I have tried the following:

dfso %>% 
  group_by(CRN) %>%
  summarise(thick = Depth_m[])

this just gives me the same values in the Depth_m column, so not helpful

dfso %>% 
  group_by(CRN, DO2 = ifelse(ODO_mgL < 2, "below", "above")) %>% 
  mutate(HypoxThick = Depth_m-lag(Depth_m))

this does that lag/stepwise (not sure how you call it) difference, which is not what I need

dfso %>% 
  group_by(CRN, DO2thick = ifelse(ODO_mgL < 2, "below", "above")) %>% 
  mutate(HypThick = max(Depth_m))

this just gives me the maximum depth by CRN

dfso %>%
  group_by(CRN) %>%
  mutate(thick = case_when(ODO_mgL<2 ~ max(Depth_m)-Depth_m))

this is not helpful

dfso %>% 
  group_by(CRN, DO2 = ifelse(ODO_mgL < 2, "below", "above")) %>% 
  mutate(thick = max(Depth_m) - min(Depth_m))

This last one is extremely close to what I need. In this case the hypoxia thickness is 0.679m , but how do I get this value to also be applied to that ODO_mgL cutoff? That whole "thick" column should have only the 0.679 value.
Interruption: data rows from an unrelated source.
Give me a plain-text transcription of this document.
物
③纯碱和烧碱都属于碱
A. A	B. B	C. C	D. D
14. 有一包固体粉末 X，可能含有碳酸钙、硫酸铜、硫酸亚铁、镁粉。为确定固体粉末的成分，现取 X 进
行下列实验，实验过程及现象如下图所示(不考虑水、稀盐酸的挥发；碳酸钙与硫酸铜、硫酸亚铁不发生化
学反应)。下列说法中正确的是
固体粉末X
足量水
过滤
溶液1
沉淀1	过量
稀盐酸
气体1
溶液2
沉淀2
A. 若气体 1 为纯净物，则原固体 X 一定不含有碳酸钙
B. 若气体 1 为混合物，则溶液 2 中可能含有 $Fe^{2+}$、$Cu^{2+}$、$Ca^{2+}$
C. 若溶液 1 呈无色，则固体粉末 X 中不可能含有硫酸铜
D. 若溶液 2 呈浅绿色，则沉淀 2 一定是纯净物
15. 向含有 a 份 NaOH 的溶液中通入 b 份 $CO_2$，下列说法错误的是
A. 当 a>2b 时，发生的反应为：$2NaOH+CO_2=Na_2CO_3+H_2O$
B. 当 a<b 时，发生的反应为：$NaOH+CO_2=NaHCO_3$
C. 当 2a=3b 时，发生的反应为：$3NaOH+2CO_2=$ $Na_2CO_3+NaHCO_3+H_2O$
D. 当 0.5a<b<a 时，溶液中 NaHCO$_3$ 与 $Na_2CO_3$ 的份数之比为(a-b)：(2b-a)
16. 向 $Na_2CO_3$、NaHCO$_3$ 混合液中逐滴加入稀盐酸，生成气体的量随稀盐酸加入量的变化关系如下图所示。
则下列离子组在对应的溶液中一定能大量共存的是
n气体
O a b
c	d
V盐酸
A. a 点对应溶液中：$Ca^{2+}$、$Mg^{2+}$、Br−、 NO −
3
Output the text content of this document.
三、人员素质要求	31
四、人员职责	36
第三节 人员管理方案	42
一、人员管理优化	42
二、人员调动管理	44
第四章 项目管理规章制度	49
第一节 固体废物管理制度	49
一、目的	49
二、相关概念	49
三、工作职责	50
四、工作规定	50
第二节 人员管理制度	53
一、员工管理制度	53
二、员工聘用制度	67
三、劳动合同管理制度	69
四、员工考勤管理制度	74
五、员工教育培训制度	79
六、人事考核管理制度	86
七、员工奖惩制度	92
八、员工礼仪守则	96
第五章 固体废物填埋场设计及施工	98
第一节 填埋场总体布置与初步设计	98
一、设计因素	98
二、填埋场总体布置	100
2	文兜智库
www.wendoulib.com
I looked at the following posts: this, this, this, this, this, and many other SO posts, and blog posts elsewhere. Thank you for your time and help!


Solution

  • This solution assumes that your data is sorted by depth (i.e. that the depth where hypoxia starts is the maximum depth for that hypoxic layer). It goes a bit further than your last attempt in that it has thickness of 0 if the row is not in a hypoxic layer, and it should also work if you have multiple hypoxic layers in the data.

    My approach was:

    • create a new variable hypoxic_layer which begins at 0 and increments at the start of every hypoxic layer.
    • then set this colum = 0 whenever the ODO_mgL is above 2, so 0 means no hypoxic layer, and all hypoxic layers get their own number
    • next group by CRN and hypoxic_layer and calculate the thickness as the difference between min() and max() of Depth_m within each group.
    library(dplyr)
    
    want <- dfso %>% 
        mutate(hypoxic_layer=cumsum(if_else(CRN==lag(CRN) & ODO_mgL<2 & lag(ODO_mgL)>=2,1,0)),       # this column increments at the beginning of each new hypoxic layer
               hypoxic_layer=if_else(ODO_mgL>=2,0,hypoxic_layer)) %>%                # set hypoxic layer = 0 if ODOmgL>=2
        group_by(CRN,hypoxic_layer) %>%                                              # group by each hypoxic layer in each CRN 
        mutate(thickness=if_else(hypoxic_layer==0,0,max(Depth_m)-min(Depth_m)))      # difference between max and min depth in each group is the thickness
    
    

    Edit

    As per clarification that the thickness should be applied to all rows in each CRN, I have updated the code. I use summarise instead of mutate to calculate the thickness with just 1 row per hypoxic layer, then use right_join to merge the thickness column with the original data.

    want <- dfso %>% 
        mutate(hypoxic_layer=cumsum(if_else(CRN==lag(CRN) & ODO_mgL<2 & lag(ODO_mgL)>=2,1,0)),       # this column increments at the beginning of each new hypoxic layer
               hypoxic_layer=if_else(ODO_mgL>=2,0,hypoxic_layer)) %>%                # set hypoxic layer = 0 if ODOmgL>=2
        group_by(CRN,hypoxic_layer) %>%                                              # group by each hypoxic layer in each CRN 
        summarise(thickness=max(Depth_m)-min(Depth_m))  %>%                          # difference between max and min depth in each group is the thickness
        filter(hypoxic_layer != 0) %>%                                               # remove rows which are not hypoxic layers
        group_by(CRN) %>%                                                            #
        summarise(thickness=max(thickness)) %>%                                      # in case of multiple hypoxic layers in any CRN we take the maximum thickness
        right_join(dfso,by='CRN')                                                    # join this to our original data
    

    I included the group_by and summarise lines before the final right_join to catch any possible instance where there might be more than 1 hypoxic layer in an individual CRN. If this ever occurs, then the maximum thickness will be used.